Комнату в общежитии мне как дипломнику предоставили на двоих с аспирантом. Соседа за два месяца жительства я, по сути, не видел. Он уходил рано, приходил поздно, а чаще вообще не ночевал. С одной стороны, это было хорошо — никто не мешал и не отвлекал. Но, с другой, плохо — не с кем было перемолвиться словом, развеяться. В одну из таких пауз, когда никак не давался поворот в работе, я заглянул в самодельную картотеку, что стояла на тумбочке соседа. Она давно привлекала мое внимание своей изящной формой, а главное — содержанием. Большого греха я в таком своеволии не видел: раз открыто — значит, доступно. А объяснение было одно: не вижу человека живьём, так хоть заочно с ним пообщаться.

Первая карточка была посвящена фрагментам биографии Троцкого. На дворе стоял апрель 1972 года — в исторической науке глухая зима. Сведений о подобных фигурах в открытых источниках не водилось, и я, естественно, заинтересовался. В картотеке оказались записи о Рыкове, Каменеве, Зиновьеве… Я вытаскивал карточки по алфавиту с заду наперед. Но обратил на это внимание только тогда, когда дошёл до сведений о Бухарине.

Это было любопытно, что я обнаружил. От текстов исходила какая-то тайна, как от запретного, неведомого для многих плода. Но самое интересное меня ожидало дальше. Закончив обследовать картотеку, я заглянул в папку, на которой стоял ящичек с карточками. Там оказались машинописные тексты. Листы были разного формата, разной плотности — от папиросной бумаги, на коей когда-то, наверное, печатали революционные прокламации, до ватманских чертёжных. Иные тексты оказались настолько слепые, что с трудом различались отдельные буквы, не то что слова, — видимо, снимались из-под шестой-седьмой копирки. Другие были яснее, но оказались темны по смыслу — они представляли собой оценки малоизвестных мне исторических событий. Фрагменты из неведомого памфлета тоже не особенно завлекли. А вот дальше… Дальше оказалось несколько листов, сшитых почему-то розовой ниткой. Вот они-то и околдовали меня.
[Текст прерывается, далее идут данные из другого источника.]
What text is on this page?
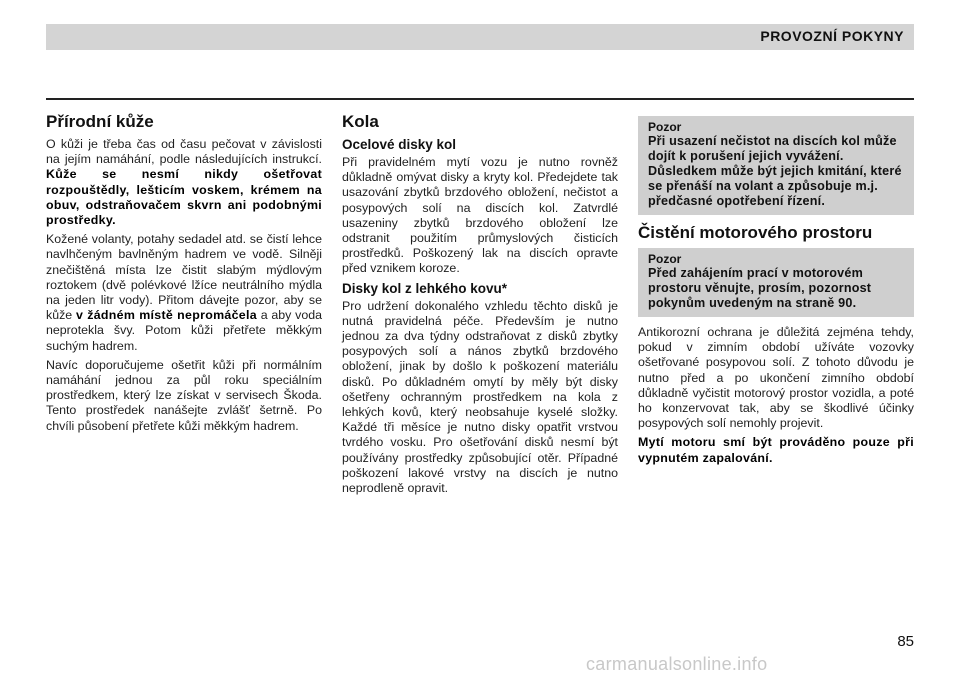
PROVOZNÍ POKYNY
Přírodní kůže

O kůži je třeba čas od času pečovat v závislosti na jejím namáhání, podle následujících instrukcí. Kůže se nesmí nikdy ošetřovat rozpouštědly, lešticím voskem, krémem na obuv, odstraňovačem skvrn ani podobnými prostředky.

Kožené volanty, potahy sedadel atd. se čistí lehce navlhčeným bavlněným hadrem ve vodě. Silněji znečištěná místa lze čistit slabým mýdlovým roztokem (dvě polévkové lžíce neutrálního mýdla na jeden litr vody). Přitom dávejte pozor, aby se kůže v žádném místě nepromáčela a aby voda neprotekla švy. Potom kůži přetřete měkkým suchým hadrem.

Navíc doporučujeme ošetřit kůži při normálním namáhání jednou za půl roku speciálním prostředkem, který lze získat v servisech Škoda. Tento prostředek nanášejte zvlášť šetrně. Po chvíli působení přetřete kůži měkkým hadrem.

Kola
Ocelové disky kol

Při pravidelném mytí vozu je nutno rovněž důkladně omývat disky a kryty kol. Předejdete tak usazování zbytků brzdového obložení, nečistot a posypových solí na discích kol. Zatvrdlé usazeniny zbytků brzdového obložení lze odstranit použitím průmyslových čisticích prostředků. Poškozený lak na discích opravte před vznikem koroze.

Disky kol z lehkého kovu*

Pro udržení dokonalého vzhledu těchto disků je nutná pravidelná péče. Především je nutno jednou za dva týdny odstraňovat z disků zbytky posypových solí a nános zbytků brzdového obložení, jinak by došlo k poškození materiálu disků. Po důkladném omytí by měly být disky ošetřeny ochranným prostředkem na kola z lehkých kovů, který neobsahuje kyselé složky. Každé tři měsíce je nutno disky opatřit vrstvou tvrdého vosku. Pro ošetřování disků nesmí být používány prostředky způsobující otěr. Případné poškození lakové vrstvy na discích je nutno neprodleně opravit.

Pozor
Při usazení nečistot na discích kol může dojít k porušení jejich vyvážení. Důsledkem může být jejich kmitání, které se přenáší na volant a způsobuje m.j. předčasné opotřebení řízení.
Čistění motorového prostoru
Pozor
Před zahájením prací v motorovém prostoru věnujte, prosím, pozornost pokynům uvedeným na straně 90.

Antikorozní ochrana je důležitá zejména tehdy, pokud v zimním období užíváte vozovky ošetřované posypovou solí. Z tohoto důvodu je nutno před a po ukončení zimního období důkladně vyčistit motorový prostor vozidla, a poté ho konzervovat tak, aby se škodlivé účinky posypových solí nemohly projevit.

Mytí motoru smí být prováděno pouze při vypnutém zapalování.

85
carmanualsonline.info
«Сыздетства утренний блеск в окне говорил мне одно и только одно: есть солнце — будут и бабочки. Началось всё это, когда мне шёл седьмой год, и началось с довольно банального случая. На персидской сирени у веранды флигеля я увидел первого своего махаона — до сих пор аоническое обаяние этих голых гласных наполняет меня каким-то восторженным гулом! Великолепное бледно-жёлтое животное в чёрных и синих ступенчатых пятнах, с попугаячьим глазком на каждой из парных чёрно-палевых шпор, свешивалось с наклонённой малиново-лиловой грозди и, упиваясь ею, всё время судорожно хлопало своими громадными крыльями. Я стонал от желания».

Никаких пояснений — ни источника, ни авторства — как я ни вертел листы, обнаружить не удалось. Я пытался угадать, напрягая память. Тургенев? Бунин? Пришвин?… Однако отклика от текста не исходило.

«Он с особенной улыбкой обращал внимание моё на чёрных бабочек в нашем парке, с таинственной и грациозной неожиданностью появлявшихся только в чётные года».

Переворачивая листок, я машинально отметил, что нынешний год чётный.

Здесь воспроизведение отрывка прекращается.